Setiap perguruan tinggi merupakan entitas unik. Mereka lahir di ruang sejarah yang berbeda dan dibangun di atas kesadaran yang beragam, meski ada irisan di sana. Karenanya, mengandaikan keseragamaan untuk semuanya, merupakan sesuatu yang melawan fakta.
Hanya saja, di lapangan, kesadaran ini tidak mengemuka, atau paling tidak, bukan yang menggema. Selalu saja ada upaya untuk melihatnya secara serupa.
Ini adalah tantangan setiap perguruan tinggi untuk kembali melakukan refleksi secara kolektif. Termasuk di antaranya adalah untuk menemukan dan menegaskan kembali misi yang diembannya. Cara paling sederhana adalah menyelisik nilai-nilai yang diyakini dan ditanamkan oleh para pendirinya. Universitas Islam Indonesia (UII) pun tidak berbeda.
Dua kubu
Tantangan itu semakin nyata ketika ideologi baru merasuk dalam pengelolaan perguruan tinggi. Beragam predikat disematkan, mulai neoliberalisme, birokratisasi, sampai dengan korporatisasi. Semuanya mengandung makna yang dipercaya tidak sejalan dengan idealisme atau misi asasi kehadiran sebuah perguruan tinggi.

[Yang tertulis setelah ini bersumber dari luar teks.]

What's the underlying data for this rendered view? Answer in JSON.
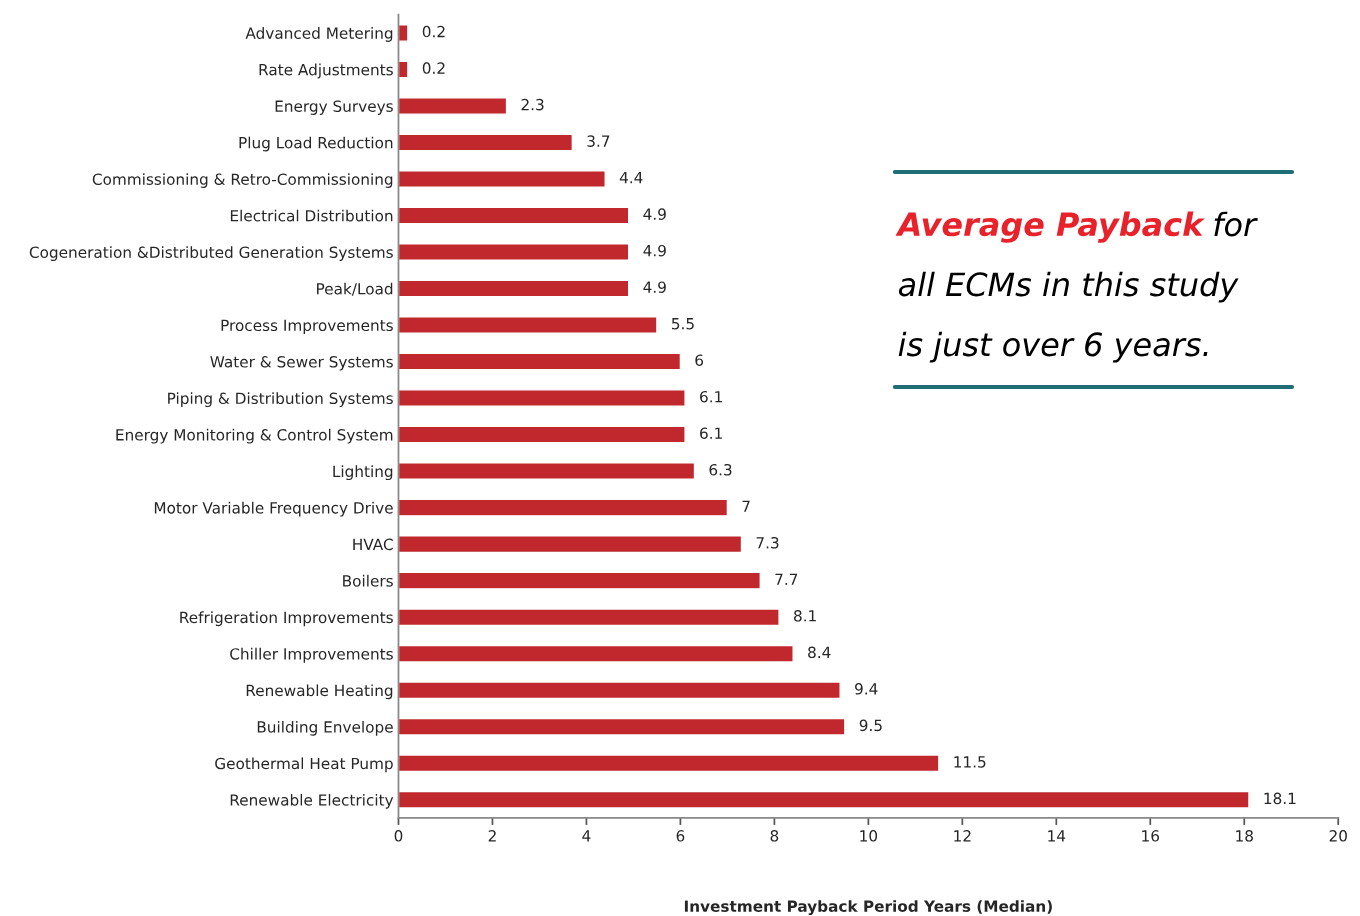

Setiap kubu punya pendukung dan penggemarnya, dengan argumentasinya masing-masing. Meski, keduanya pun punya irisan dalam praktik. Tentu, meja diskusi dapat dibuka. Inilah asyiknya dunia akademik, ketika beragam perspektif mendapatkan tempat untuk diungkap ke ruang publik.
Jika ingin disederhanakan, pembeda kedua kubu ini adalah pada basis nilai yang melandasi gerak. Manifestasinya adalah beragam praktik yang sampai level tertentu dapat melupakan perguruan tinggi dari misinya.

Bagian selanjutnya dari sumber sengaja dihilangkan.